Conceded land in Colonial Tunisia: A study of French settlements policy (1860–1900)

Promotionsvorhaben

This doctoral project is a historical study of Tunisia between 1860 and 1900. It demonstrates that land concessions to corporations by the French state were a central aspect of colonial economic domination. It examines the history of foreign investments, specifically concessions, in the French protectorate of Tunisia. The study examines the archive of property and sovereignty disputes as well as the debates on land reform sparked by the French extraterritorial administrative and jurisdictional control. The project showcases two processes. First, that colonial land reform contributed to expanding the reservoir of grantable land by changing the existing land structure.
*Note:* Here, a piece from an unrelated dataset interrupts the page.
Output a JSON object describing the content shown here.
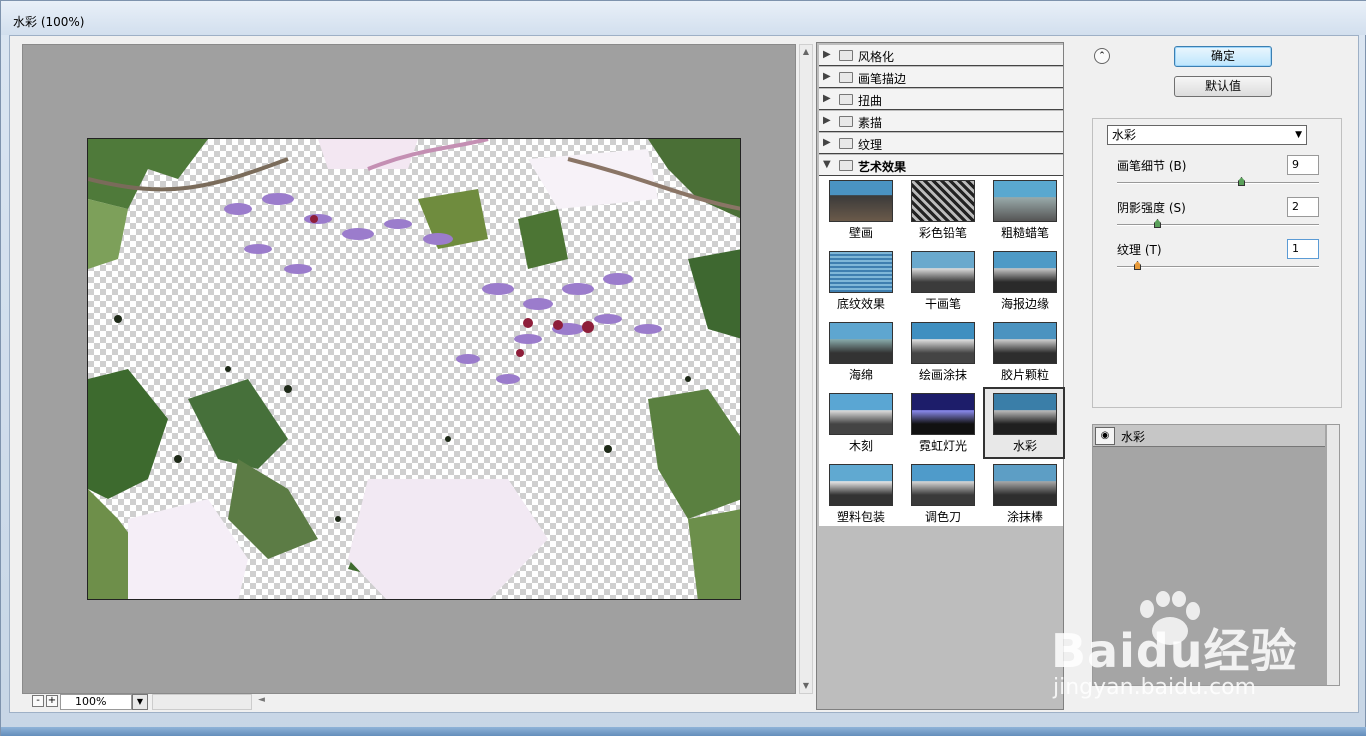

And second, an extraterritorial governance through public policy favoured foreign corporations as concessionaires. Both French-controlled and public domain land was expanded in Tunisia in order to enable a settlement policy through concession grants. For this purpose, communal land, along with some cases of ‘endowed land’, was categorised as ‘dead’ land and integrated into the public domain. This process resulted in, in all but name, a colonial confiscation of land. The culmination of public domain expansion and land confiscation for the purposes of granting concession was not merely an expansion of territoriality. It strengthened an extraterritorial French presence through the control of the colonial state over land, its resources and the expansion of foreign corporations in the markets of the periphery.